Davies’s comments stem from a disturbing figure stating that in 1997, more than $27 billion was spent for hospital services associated with diabetes. According to a Kaiser Permanente press release, caring for people with diabetes costs nearly four times more than caring for a member without the disease, due to increased outpatient visits, lab services, drugs and the cost of treating complications of the disease, including hospital care and additional medical procedures. A Kaiser Permanente spokesperson says that these complications are preventable, or can be delayed, with aggressive diabetes management.

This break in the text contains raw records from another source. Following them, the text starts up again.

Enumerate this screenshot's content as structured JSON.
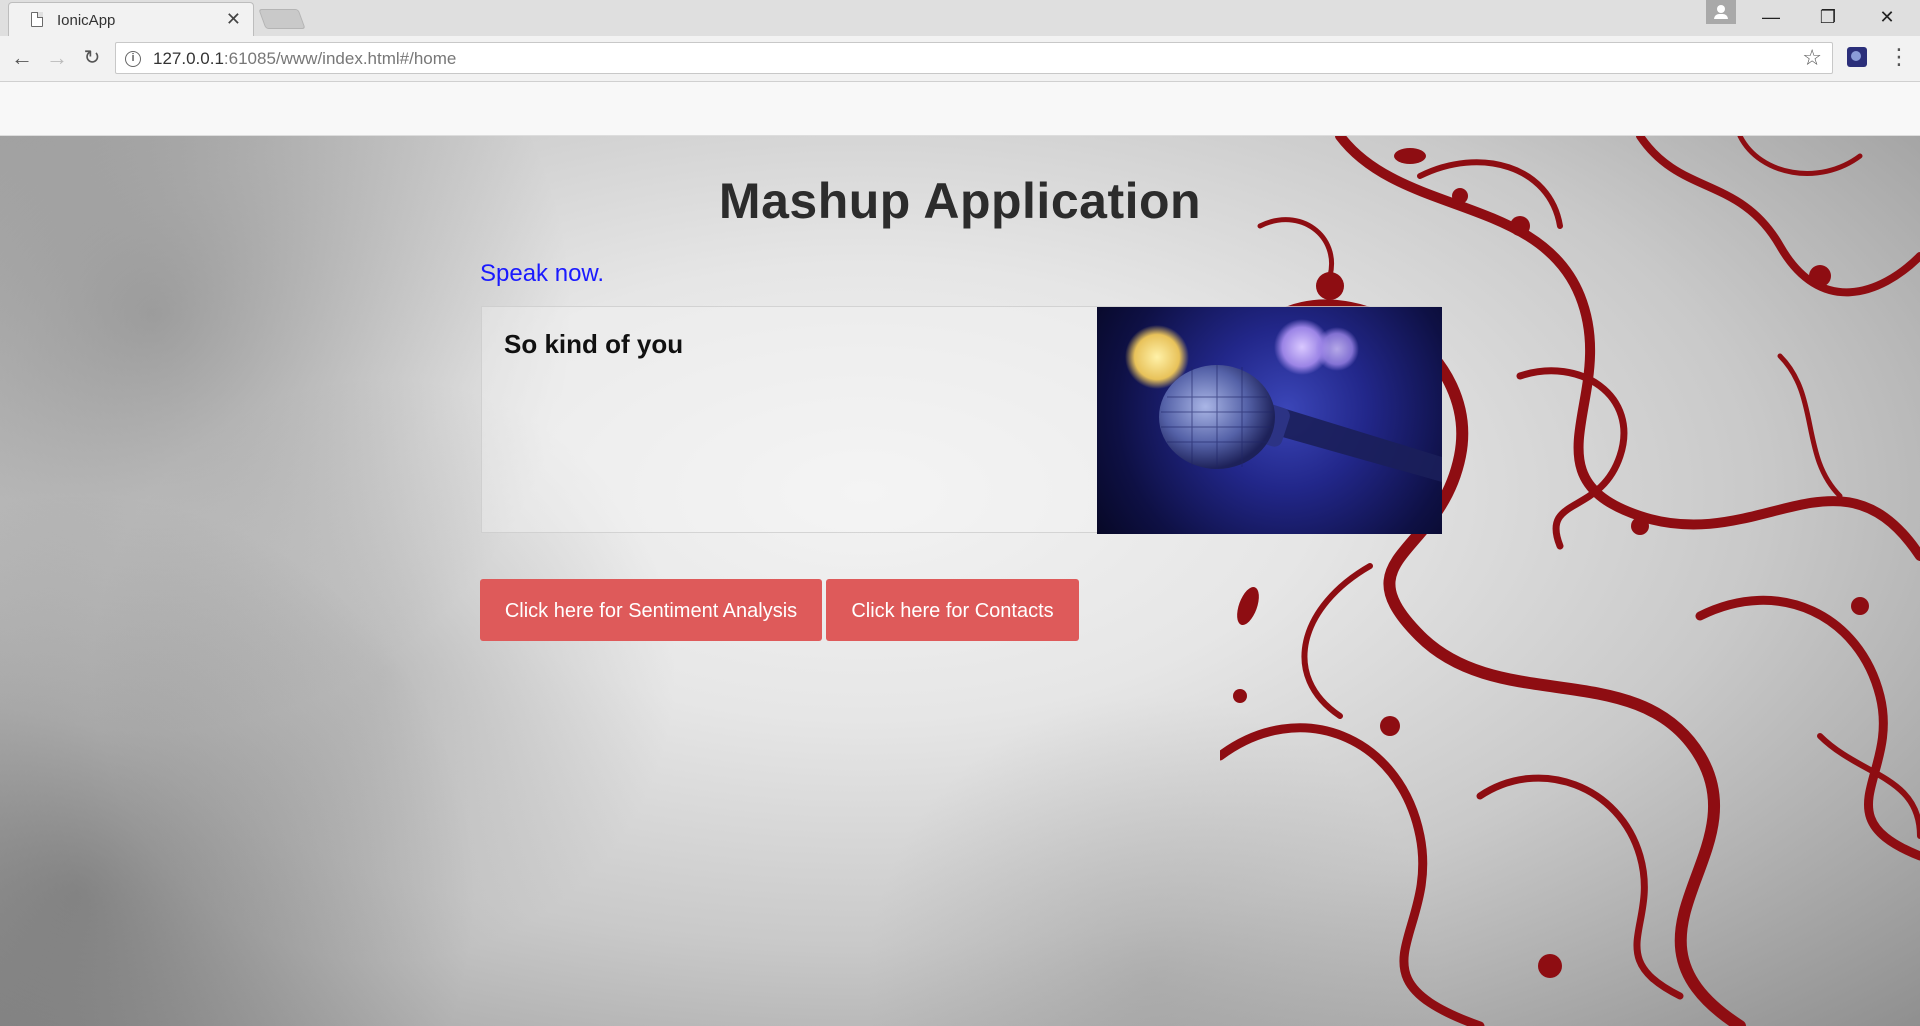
{
  "browser": {
    "tab_title": "IonicApp",
    "tab_close": "✕",
    "url_host": "127.0.0.1",
    "url_rest": ":61085/www/index.html#/home",
    "window_min": "—",
    "window_max": "❐",
    "window_close": "✕",
    "back": "←",
    "forward": "→",
    "reload": "↻",
    "star": "☆",
    "menu": "⋮"
  },
  "app": {
    "title": "Mashup Application",
    "speak_prompt": "Speak now.",
    "transcript": "So kind of you",
    "buttons": {
      "sentiment": "Click here for Sentiment Analysis",
      "contacts": "Click here for Contacts"
    },
    "image": "microphone-image",
    "colors": {
      "button_bg": "#de5a5a",
      "speak_text": "#1a1aff",
      "swirl": "#8e0d12"
    }
  }
}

The key elements of the diabetes care program illustrate this strategy:
- Computerized diabetes registries link electronic data from pharmacy, laboratory, hospital and outpatients systems to identify patients and improve care.
- Multidisciplinary teams of primary care physicians, eye specialists, dietitians, social workers and health educators provide coordinated services.
- Clinical practice guidelines developed by physicians identify which medical approaches work best in which situations.
- Health education through classes, groups and videos help patients with diabetes learn self-care strategies.
- Phone calls and letters offer encouragement and remind members of appointments.
Results from the initial pilot program showed a reduction in hospital admissions by 29 percent for patients with diabetes with related heart attacks between 1994 and 1997. In addition, hospitalizations of Kaiser members with diabetes dropped from 338 per 1,000 in 1994 to 318 per 1,000 in 1997.